Cadi rolled her eyes. “Just shut up.”
********They were surrounded by luscious green foliage. The sun was high in the sky, and the sky was a beautiful bright blue.“Do you even know where we are?” Gwendolyn asked, looking around.
“Sure.” Drake answered, wiping sweat off his forehead.
“We're lost, aren't we?” Gwendolyn said, putting her hands on her hips.
Drake shook his head. “No, we aren't.”
“I think we are.” Gwendolyn sighed.
“You think a lot.” Drake frowned. “It's very distracting.
“I'm a sentient person.” Gwendolyn rolled her eyes.
“Shocking, Gwen. I thought you were a monkey.” Drake said.
“Is that your way of telling me to be quiet?”
“Yes, actually.” Drake said. “I am trying to concentrate.”
“Ah, so we are lost.” Gwendolyn said, with satisfaction.
“Yes we are. Now will you shut up?”
******It was a long week to the next port. And to top that off, once they arrived, Captain Mel informed Cadi that the damage was worse than they had originally thought, and that they would be delayed in port for several days.
Cadi got a room at a local inn for her and another room for Jake, then they got some food and went to eat it at a nice spot near the docks.
“I deserve an award, you know,” Jake said, making Cadi choke on her food.
“What for?” she asked.
“I lived in a bed for a whole week, only allowed to see you and the captain. It was quite a feat.” Jake took a bite of his stew.
“I rather think it's us who deserve that award. We put up with you.” Cadi answered, running a hand through her hair.
“There are thousands of girls who would have killed to be in your place.” Jake said astutely.
“What, to have a chance to slap you?” Cadi asked, raising her eyebrow.
“I think they would have other things on their minds.” Jake said, slurping.
Cadi rolled her eyes. “Yeah right.”
“It's true.” Jake smiled.
Cadi smacked his stomach.
“Ow. Broken ribs, remember?” Jake winced.
“Oh, sorry.” Cadi frowned. “Are you okay?”

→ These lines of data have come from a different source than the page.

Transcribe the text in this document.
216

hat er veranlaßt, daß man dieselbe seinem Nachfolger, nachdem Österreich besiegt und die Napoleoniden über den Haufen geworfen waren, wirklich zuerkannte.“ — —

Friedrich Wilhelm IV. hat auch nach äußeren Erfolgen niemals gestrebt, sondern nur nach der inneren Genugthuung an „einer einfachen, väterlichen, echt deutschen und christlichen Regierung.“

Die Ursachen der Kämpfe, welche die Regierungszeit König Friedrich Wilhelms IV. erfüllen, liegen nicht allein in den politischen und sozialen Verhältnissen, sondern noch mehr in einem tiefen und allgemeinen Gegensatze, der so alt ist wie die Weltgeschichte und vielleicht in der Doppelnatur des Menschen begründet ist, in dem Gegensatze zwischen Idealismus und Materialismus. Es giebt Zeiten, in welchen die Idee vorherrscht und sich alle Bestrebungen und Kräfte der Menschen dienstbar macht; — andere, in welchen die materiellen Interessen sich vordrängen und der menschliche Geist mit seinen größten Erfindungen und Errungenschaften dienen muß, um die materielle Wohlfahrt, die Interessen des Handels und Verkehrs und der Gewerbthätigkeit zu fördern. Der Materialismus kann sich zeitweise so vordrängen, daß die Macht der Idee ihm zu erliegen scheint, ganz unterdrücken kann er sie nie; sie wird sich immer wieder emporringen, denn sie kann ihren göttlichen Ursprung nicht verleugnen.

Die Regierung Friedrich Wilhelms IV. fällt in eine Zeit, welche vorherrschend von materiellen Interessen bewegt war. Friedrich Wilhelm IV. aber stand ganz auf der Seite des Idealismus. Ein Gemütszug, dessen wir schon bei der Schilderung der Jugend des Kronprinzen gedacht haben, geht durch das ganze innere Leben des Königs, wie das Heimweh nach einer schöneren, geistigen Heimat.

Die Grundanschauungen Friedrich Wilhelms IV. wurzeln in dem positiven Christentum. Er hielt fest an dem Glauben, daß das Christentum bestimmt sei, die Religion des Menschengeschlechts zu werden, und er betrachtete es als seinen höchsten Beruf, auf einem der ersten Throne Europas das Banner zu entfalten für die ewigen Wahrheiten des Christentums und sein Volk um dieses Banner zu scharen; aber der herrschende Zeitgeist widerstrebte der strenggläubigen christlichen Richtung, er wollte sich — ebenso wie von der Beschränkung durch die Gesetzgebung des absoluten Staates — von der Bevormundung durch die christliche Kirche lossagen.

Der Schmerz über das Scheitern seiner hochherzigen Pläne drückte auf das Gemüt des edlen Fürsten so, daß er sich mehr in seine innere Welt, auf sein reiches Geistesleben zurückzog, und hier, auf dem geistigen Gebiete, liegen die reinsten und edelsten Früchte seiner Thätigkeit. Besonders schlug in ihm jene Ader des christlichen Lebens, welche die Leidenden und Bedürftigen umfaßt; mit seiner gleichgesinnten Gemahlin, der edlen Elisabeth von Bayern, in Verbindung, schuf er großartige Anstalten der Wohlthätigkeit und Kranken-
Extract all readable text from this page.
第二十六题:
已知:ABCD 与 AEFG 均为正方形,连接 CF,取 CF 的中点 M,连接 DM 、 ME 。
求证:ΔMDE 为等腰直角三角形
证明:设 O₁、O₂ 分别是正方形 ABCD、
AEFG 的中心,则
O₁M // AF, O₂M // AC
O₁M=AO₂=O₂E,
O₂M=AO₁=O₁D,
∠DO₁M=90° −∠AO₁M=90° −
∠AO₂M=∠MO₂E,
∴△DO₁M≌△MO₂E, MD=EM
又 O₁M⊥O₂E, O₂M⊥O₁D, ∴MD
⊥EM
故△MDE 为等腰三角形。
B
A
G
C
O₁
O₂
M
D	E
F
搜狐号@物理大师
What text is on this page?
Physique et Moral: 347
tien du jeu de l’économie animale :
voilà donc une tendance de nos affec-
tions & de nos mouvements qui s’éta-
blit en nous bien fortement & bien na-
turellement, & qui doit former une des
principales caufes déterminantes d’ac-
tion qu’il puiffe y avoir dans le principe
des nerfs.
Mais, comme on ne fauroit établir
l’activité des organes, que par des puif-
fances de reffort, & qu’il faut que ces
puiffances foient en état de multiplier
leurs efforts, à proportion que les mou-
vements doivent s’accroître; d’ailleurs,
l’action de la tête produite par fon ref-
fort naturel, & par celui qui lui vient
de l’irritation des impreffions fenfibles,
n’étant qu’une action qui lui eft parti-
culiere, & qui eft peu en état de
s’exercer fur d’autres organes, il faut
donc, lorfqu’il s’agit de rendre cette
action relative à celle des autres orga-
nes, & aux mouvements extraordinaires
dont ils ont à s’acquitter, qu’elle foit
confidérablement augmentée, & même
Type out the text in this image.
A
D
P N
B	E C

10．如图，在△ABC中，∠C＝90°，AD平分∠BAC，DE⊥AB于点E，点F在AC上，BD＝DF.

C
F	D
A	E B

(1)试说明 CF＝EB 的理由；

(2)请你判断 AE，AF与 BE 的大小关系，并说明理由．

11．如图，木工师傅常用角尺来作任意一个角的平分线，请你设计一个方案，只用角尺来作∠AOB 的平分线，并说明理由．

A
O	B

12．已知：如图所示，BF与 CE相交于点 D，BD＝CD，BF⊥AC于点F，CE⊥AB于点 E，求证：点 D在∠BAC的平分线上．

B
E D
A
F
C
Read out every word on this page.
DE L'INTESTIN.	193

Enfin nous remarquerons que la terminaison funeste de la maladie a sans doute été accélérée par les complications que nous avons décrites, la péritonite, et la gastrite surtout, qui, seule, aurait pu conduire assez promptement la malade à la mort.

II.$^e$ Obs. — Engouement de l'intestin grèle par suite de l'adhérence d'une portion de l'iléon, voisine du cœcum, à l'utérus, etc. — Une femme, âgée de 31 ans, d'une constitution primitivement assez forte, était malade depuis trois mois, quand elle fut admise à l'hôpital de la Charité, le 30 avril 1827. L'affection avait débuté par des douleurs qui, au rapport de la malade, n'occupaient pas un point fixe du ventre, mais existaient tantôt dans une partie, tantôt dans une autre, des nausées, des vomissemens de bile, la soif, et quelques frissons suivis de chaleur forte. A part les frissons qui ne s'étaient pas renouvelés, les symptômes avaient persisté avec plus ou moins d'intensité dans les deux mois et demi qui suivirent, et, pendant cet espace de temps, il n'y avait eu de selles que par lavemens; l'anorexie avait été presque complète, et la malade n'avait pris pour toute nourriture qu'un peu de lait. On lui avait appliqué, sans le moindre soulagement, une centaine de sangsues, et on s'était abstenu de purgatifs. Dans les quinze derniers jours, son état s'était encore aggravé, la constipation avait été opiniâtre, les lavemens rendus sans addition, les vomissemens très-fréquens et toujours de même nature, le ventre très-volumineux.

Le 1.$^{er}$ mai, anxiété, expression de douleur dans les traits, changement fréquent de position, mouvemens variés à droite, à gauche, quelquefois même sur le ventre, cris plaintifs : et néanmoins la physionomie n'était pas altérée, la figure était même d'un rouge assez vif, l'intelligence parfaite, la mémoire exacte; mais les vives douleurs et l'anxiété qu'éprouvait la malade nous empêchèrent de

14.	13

“Oh, look,” Jake said, “you care.
********Joseph was not having a good day. He'd run into a few of the Baron's goons in the forest, and now Gwen and Drake were showing up on his doorstep.
“What do you want?” he asked them.
“Help,” Drake said. “We need you to help us find someone.”
“Who?” Joseph asked gruffly.
“Cadilyn Derwynn.” Drake said.
“No.” Joseph said. He knew that girl. She was trouble.
Drake opened his mouth to say something, but then Joseph slammed his door.